Le caratteristiche del JWST e le differenze con Hubble
Il James Webb Space Telescope è il più grande mai lanciato nello spazio, col suo diametro di 6,5 metri (quasi tre volte più dell’Hubble). L’obiettivo della missione è scandagliare la luce infrarossa per osservare gli effetti prodotti dal Big Bang, in modo da fotografare una situazione, quella immediatamente successiva allo “scoppio”, oggi ricostruita su base esclusivamente ipotetica. In questo senso, il JWST funziona come una sorta di “macchina del tempo”, capace di farci retrocedere immaginativamente a 14 miliardi di anni fa. Dato che le elevatissime temperature della luce infrarossa impedirebbero i rilevamenti, il telescopio è stato provvisto di specchi e di un complessivo “ombrello” utile a proteggerlo dalle radiazioni di calore.

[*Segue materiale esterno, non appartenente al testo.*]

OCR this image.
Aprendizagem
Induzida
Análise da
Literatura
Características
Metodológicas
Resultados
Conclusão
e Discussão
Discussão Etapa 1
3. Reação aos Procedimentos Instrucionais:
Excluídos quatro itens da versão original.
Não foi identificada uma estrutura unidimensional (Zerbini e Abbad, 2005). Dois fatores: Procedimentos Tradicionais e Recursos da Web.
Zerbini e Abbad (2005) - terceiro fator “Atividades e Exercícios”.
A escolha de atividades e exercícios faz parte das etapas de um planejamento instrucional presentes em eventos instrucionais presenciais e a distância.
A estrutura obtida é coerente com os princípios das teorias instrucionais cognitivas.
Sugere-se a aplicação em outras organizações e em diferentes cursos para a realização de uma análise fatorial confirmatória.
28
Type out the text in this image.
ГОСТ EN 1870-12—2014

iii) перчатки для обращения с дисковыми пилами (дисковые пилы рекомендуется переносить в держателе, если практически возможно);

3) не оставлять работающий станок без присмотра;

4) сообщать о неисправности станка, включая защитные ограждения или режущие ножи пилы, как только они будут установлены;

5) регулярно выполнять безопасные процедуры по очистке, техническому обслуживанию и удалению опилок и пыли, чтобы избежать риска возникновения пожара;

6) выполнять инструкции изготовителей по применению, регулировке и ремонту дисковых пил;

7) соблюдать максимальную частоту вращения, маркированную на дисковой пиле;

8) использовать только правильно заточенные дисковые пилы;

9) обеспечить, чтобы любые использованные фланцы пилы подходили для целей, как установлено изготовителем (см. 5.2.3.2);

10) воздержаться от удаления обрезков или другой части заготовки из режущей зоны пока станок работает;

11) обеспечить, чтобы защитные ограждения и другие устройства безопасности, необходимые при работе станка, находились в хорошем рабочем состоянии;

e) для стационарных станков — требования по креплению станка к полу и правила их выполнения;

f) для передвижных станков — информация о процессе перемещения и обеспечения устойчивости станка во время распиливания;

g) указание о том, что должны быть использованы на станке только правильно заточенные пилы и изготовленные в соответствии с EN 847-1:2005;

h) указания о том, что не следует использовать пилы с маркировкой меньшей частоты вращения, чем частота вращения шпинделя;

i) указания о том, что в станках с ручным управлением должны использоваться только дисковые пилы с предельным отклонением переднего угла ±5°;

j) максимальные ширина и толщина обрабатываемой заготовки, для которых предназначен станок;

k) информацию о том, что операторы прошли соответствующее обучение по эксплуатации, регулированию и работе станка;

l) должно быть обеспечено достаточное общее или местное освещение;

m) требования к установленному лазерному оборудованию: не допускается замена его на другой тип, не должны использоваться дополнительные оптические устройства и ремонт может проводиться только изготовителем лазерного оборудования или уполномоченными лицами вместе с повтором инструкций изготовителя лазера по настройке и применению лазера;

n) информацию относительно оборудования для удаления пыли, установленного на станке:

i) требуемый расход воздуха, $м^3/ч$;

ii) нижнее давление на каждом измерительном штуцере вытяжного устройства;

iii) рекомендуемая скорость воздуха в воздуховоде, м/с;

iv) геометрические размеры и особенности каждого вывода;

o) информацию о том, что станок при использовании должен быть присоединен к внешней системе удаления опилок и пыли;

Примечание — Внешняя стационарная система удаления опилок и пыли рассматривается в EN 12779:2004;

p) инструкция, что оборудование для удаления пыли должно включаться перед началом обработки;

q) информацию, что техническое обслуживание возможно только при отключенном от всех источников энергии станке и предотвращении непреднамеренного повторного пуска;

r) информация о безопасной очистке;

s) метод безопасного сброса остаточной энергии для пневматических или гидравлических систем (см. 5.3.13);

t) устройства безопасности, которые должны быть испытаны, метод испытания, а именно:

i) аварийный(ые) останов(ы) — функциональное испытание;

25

Al confronto con Hubble, James Webb è cento volte più potente, potrà catturare il settanta per cento di energia in più e, sentendo il Premio Nobel John Mather, a capo del team che si è occupato del lancio, “estende il campo di indagine a distanze e lunghezze d’onda maggiori, che ci permetteranno di osservare oggetti più freddi e più antichi di quelli che Hubble poteva rilevare”. Mentre il presidente dell’Inaf, l’Istituto nazionale di astrofisica, Marco Taviani, aggiunge che l’aspettativa del mondo scientifico attorno al telescopio è grande: “Potrebbe fare molto meglio di Hubble, scoprendo i primordi dell’universo, le prime galassie, la loro evoluzione, e anche i pianeti extra-solari”.

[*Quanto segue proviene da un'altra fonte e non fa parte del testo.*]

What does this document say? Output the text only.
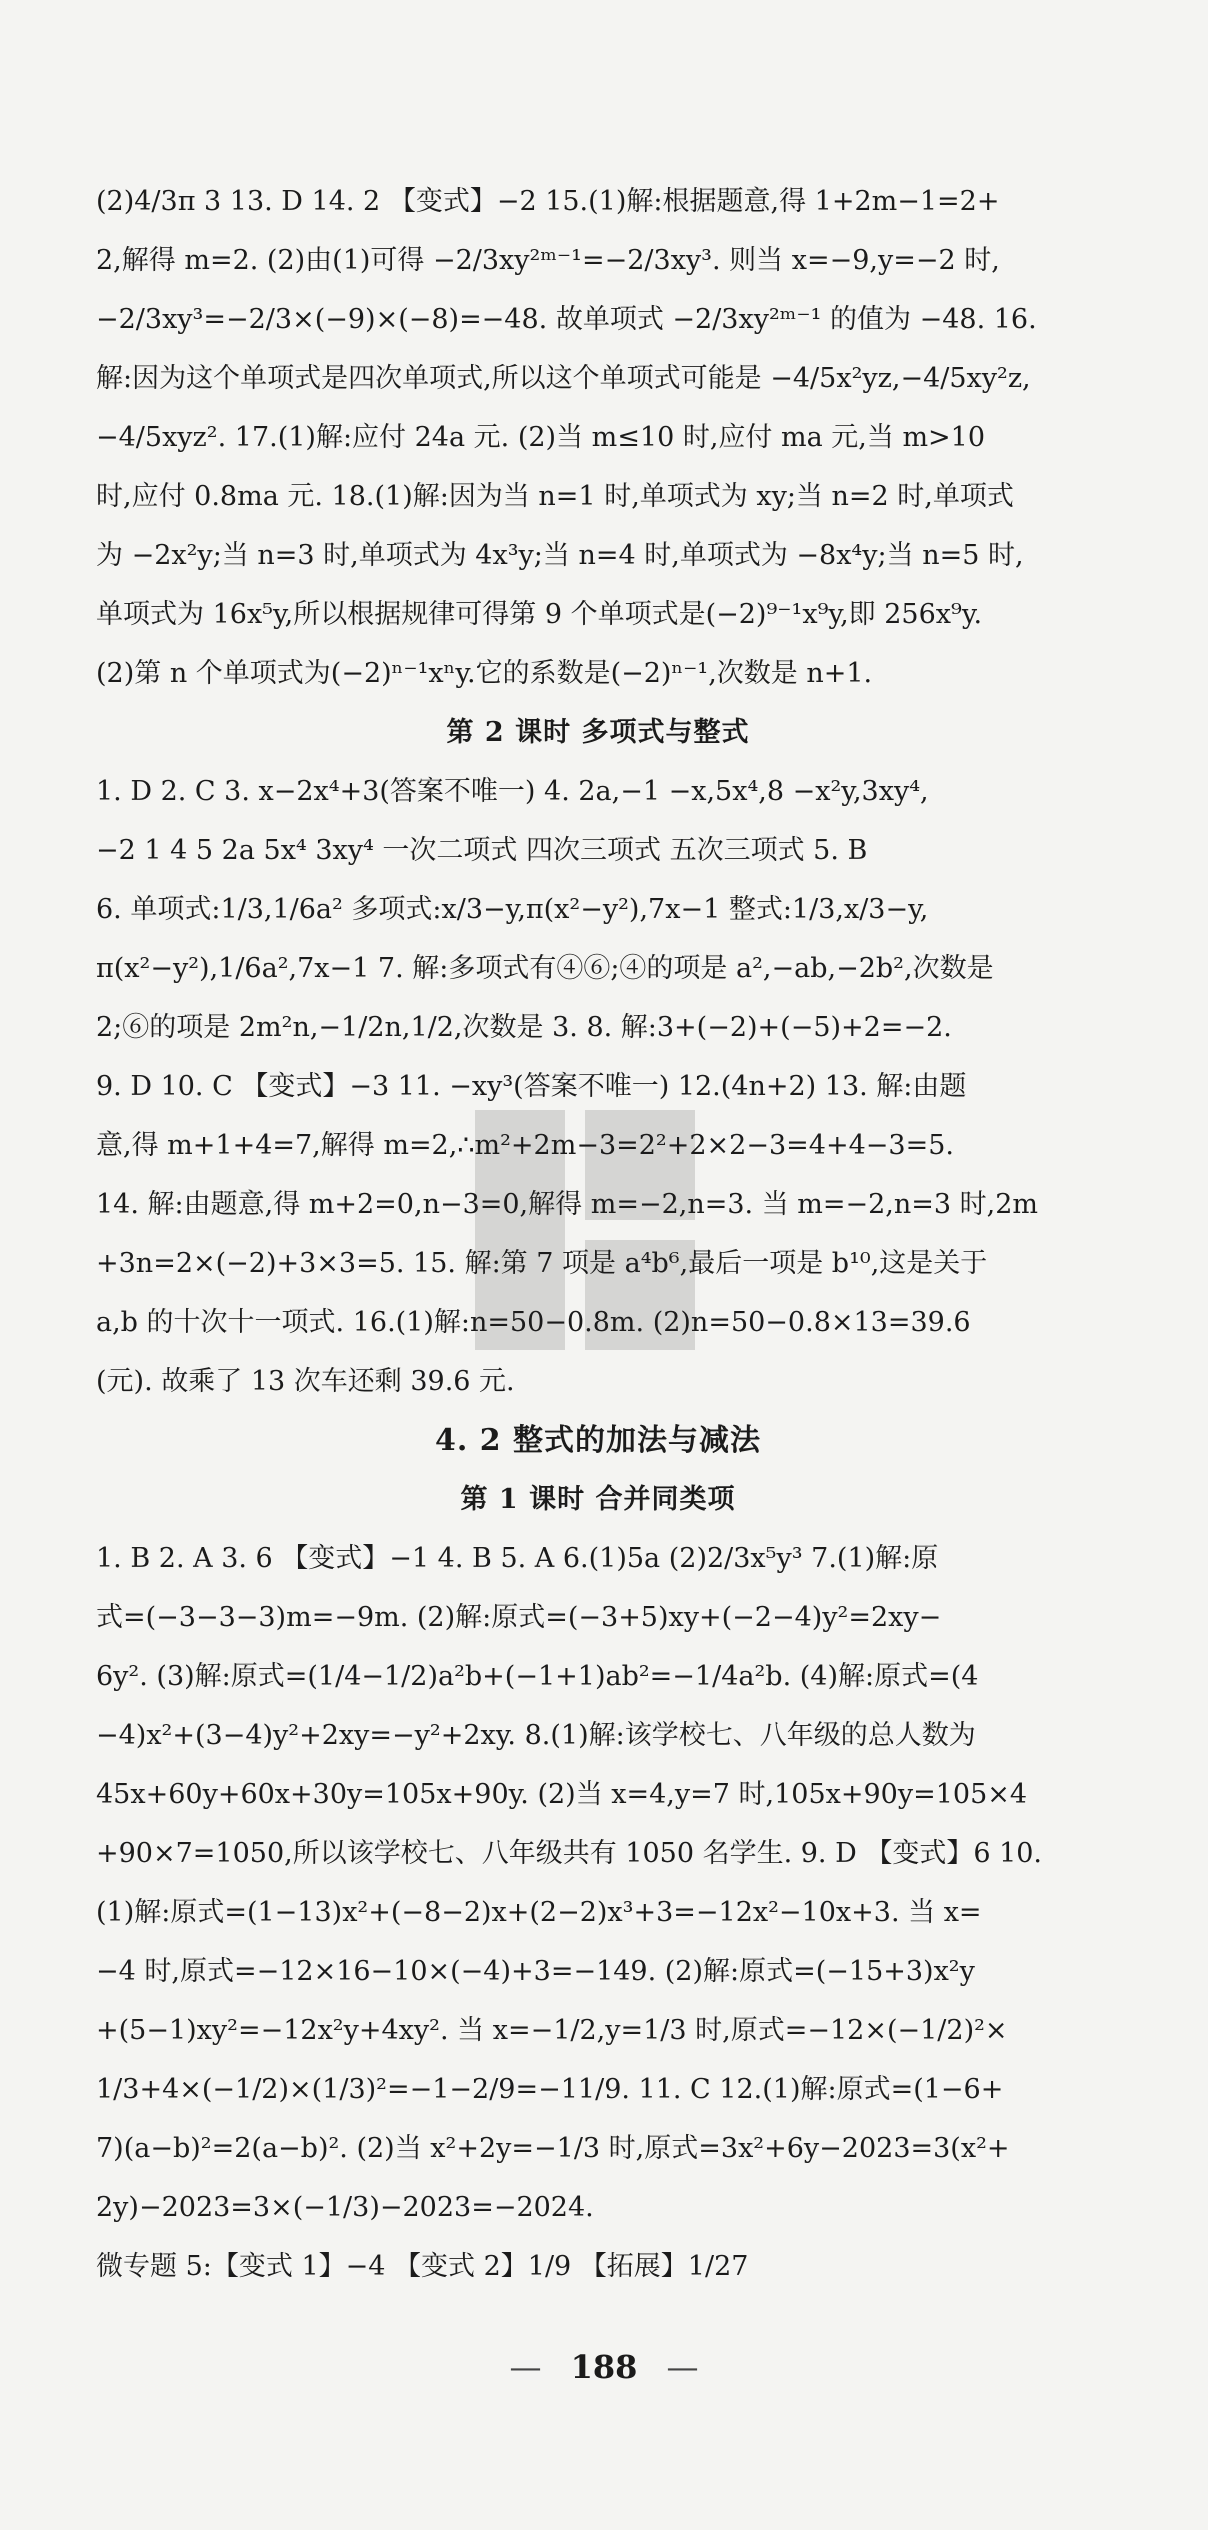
(2)4/3π 3 13. D 14. 2 【变式】−2 15.(1)解:根据题意,得 1+2m−1=2+
2,解得 m=2. (2)由(1)可得 −2/3xy²ᵐ⁻¹=−2/3xy³. 则当 x=−9,y=−2 时,
−2/3xy³=−2/3×(−9)×(−8)=−48. 故单项式 −2/3xy²ᵐ⁻¹ 的值为 −48. 16.
解:因为这个单项式是四次单项式,所以这个单项式可能是 −4/5x²yz,−4/5xy²z,
−4/5xyz². 17.(1)解:应付 24a 元. (2)当 m≤10 时,应付 ma 元,当 m>10
时,应付 0.8ma 元. 18.(1)解:因为当 n=1 时,单项式为 xy;当 n=2 时,单项式
为 −2x²y;当 n=3 时,单项式为 4x³y;当 n=4 时,单项式为 −8x⁴y;当 n=5 时,
单项式为 16x⁵y,所以根据规律可得第 9 个单项式是(−2)⁹⁻¹x⁹y,即 256x⁹y.
(2)第 n 个单项式为(−2)ⁿ⁻¹xⁿy.它的系数是(−2)ⁿ⁻¹,次数是 n+1.
第 2 课时 多项式与整式
1. D 2. C 3. x−2x⁴+3(答案不唯一) 4. 2a,−1 −x,5x⁴,8 −x²y,3xy⁴,
−2 1 4 5 2a 5x⁴ 3xy⁴ 一次二项式 四次三项式 五次三项式 5. B
6. 单项式:1/3,1/6a² 多项式:x/3−y,π(x²−y²),7x−1 整式:1/3,x/3−y,
π(x²−y²),1/6a²,7x−1 7. 解:多项式有④⑥;④的项是 a²,−ab,−2b²,次数是
2;⑥的项是 2m²n,−1/2n,1/2,次数是 3. 8. 解:3+(−2)+(−5)+2=−2.
9. D 10. C 【变式】−3 11. −xy³(答案不唯一) 12.(4n+2) 13. 解:由题
意,得 m+1+4=7,解得 m=2,∴m²+2m−3=2²+2×2−3=4+4−3=5.
14. 解:由题意,得 m+2=0,n−3=0,解得 m=−2,n=3. 当 m=−2,n=3 时,2m
+3n=2×(−2)+3×3=5. 15. 解:第 7 项是 a⁴b⁶,最后一项是 b¹⁰,这是关于
a,b 的十次十一项式. 16.(1)解:n=50−0.8m. (2)n=50−0.8×13=39.6
(元). 故乘了 13 次车还剩 39.6 元.
4. 2 整式的加法与减法
第 1 课时 合并同类项
1. B 2. A 3. 6 【变式】−1 4. B 5. A 6.(1)5a (2)2/3x⁵y³ 7.(1)解:原
式=(−3−3−3)m=−9m. (2)解:原式=(−3+5)xy+(−2−4)y²=2xy−
6y². (3)解:原式=(1/4−1/2)a²b+(−1+1)ab²=−1/4a²b. (4)解:原式=(4
−4)x²+(3−4)y²+2xy=−y²+2xy. 8.(1)解:该学校七、八年级的总人数为
45x+60y+60x+30y=105x+90y. (2)当 x=4,y=7 时,105x+90y=105×4
+90×7=1050,所以该学校七、八年级共有 1050 名学生. 9. D 【变式】6 10.
(1)解:原式=(1−13)x²+(−8−2)x+(2−2)x³+3=−12x²−10x+3. 当 x=
−4 时,原式=−12×16−10×(−4)+3=−149. (2)解:原式=(−15+3)x²y
+(5−1)xy²=−12x²y+4xy². 当 x=−1/2,y=1/3 时,原式=−12×(−1/2)²×
1/3+4×(−1/2)×(1/3)²=−1−2/9=−11/9. 11. C 12.(1)解:原式=(1−6+
7)(a−b)²=2(a−b)². (2)当 x²+2y=−1/3 时,原式=3x²+6y−2023=3(x²+
2y)−2023=3×(−1/3)−2023=−2024.
微专题 5:【变式 1】−4 【变式 2】1/9 【拓展】1/27
— 188 —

I pianeti extra-solari e la ricerca della vita
La scoperta del primo pianeta extra-solare (o esopianeta: è un pianeta esterno al sistema solare), avvenne ventisei anni fa, quando gli astronomi Michel Mayor e Didier Queloz individuarono una massa gassosa, analoga a Giove, gravitante attorno a una stella simile al Sole, 51 Pegasi. Oggi, secondo lo stesso Mayor, manca molto poco alla scoperta della vita su altri pianeti: “Potremmo arrivarci già prima del 2030, ma di qui a ipotizzare un turismo spaziale come quello di Elon Musk ce ne passa”. Tra gli “osservati speciali” della missione del JWST ci saranno le cosiddette “superterre” o “mininettuni”, cioè dei pianeti la cui grandezza è superiore a quella della Terra ma inferiore a quella di Nettuno.

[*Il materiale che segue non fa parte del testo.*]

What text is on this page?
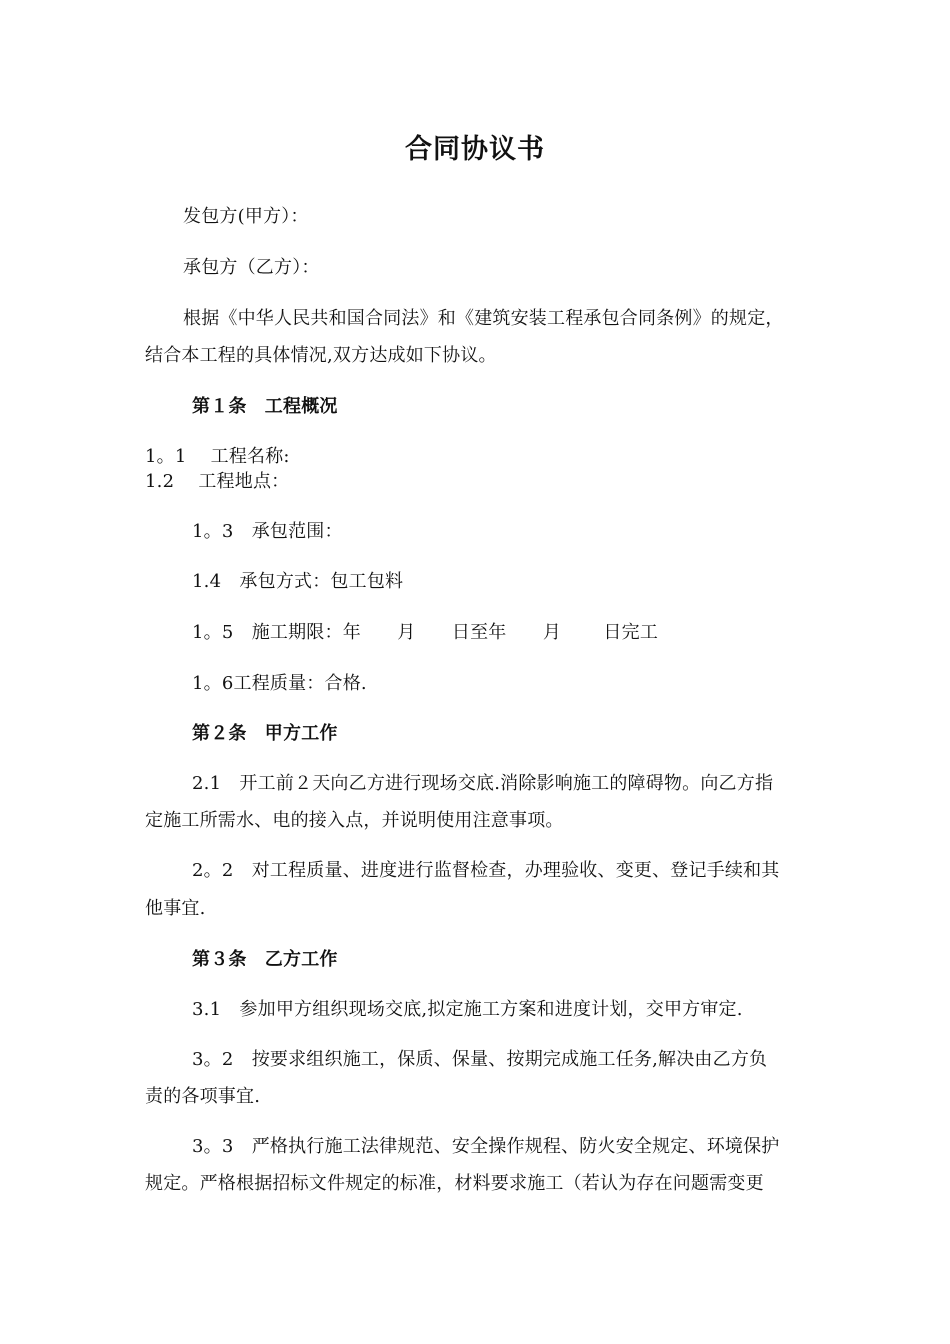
合同协议书
发包方(甲方）：
承包方（乙方）：
根据《中华人民共和国合同法》和《建筑安装工程承包合同条例》的规定，
结合本工程的具体情况,双方达成如下协议。
第１条　工程概况
1。1　 工程名称:
1.2　 工程地点：
1。3　承包范围：
1.4　承包方式：包工包料
1。5　施工期限：年　　月　　日至年　　月　　 日完工
1。6工程质量：合格.
第２条　甲方工作
2.1　开工前２天向乙方进行现场交底.消除影响施工的障碍物。向乙方指
定施工所需水、电的接入点，并说明使用注意事项。
2。2　对工程质量、进度进行监督检查，办理验收、变更、登记手续和其
他事宜.
第３条　乙方工作
3.1　参加甲方组织现场交底,拟定施工方案和进度计划，交甲方审定.
3。2　按要求组织施工，保质、保量、按期完成施工任务,解决由乙方负
责的各项事宜.
3。3　严格执行施工法律规范、安全操作规程、防火安全规定、环境保护
规定。严格根据招标文件规定的标准，材料要求施工（若认为存在问题需变更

Sarà possibile osservarli e “vivisezionarli” meglio che con Hubble, e l’obiettivo sarà soprattutto quello di scoprire se dispongano di un’atmosfera, precondizione ineludibile anche solo per l’ipotesi remota di rintracciare tracce biologiche, tracce di vita. Secondo Kevin Stevenson, docente della Johns Hopkins University, “trovare segni di vita sarà difficile, e non sono sicuro nemmeno che troveremo bioforme, ma credo che scopriremo informazioni interessanti sulle atmosfere di questi pianeti in orbita intorno alle stelle”.
L’indiscrezione del Daily Mail
La NASA investe da anni sul coordinamento di iniziative atte a riflettere sulle implicazioni culturali delle scoperte dell’astrobiologia. Non stupirebbe, per questo, l’accertamento della veridicità delle indiscrezioni riportate in settimana dal Daily Mail: secondo il tabloid inglese, l’agenzia spaziale statunitense avrebbe “arruolato” un team di ventiquattro rappresentanti delle religioni più diffuse nel globo al fine di cercare la risposta a un quesito teologico: come reagirebbe l’umanità alla scoperta della vita aliena? Ecco che allora la conquista/scoperta dello spazio, a più di cinquant’anni dallo sbarco sulla Luna, potrebbe tornare a popolare la nostra società. In un impasto di inquietudini ed entusiasmo che non è poi così diverso da quello di Copernico, Darwin, Freud e di tutti i loro contemporanei.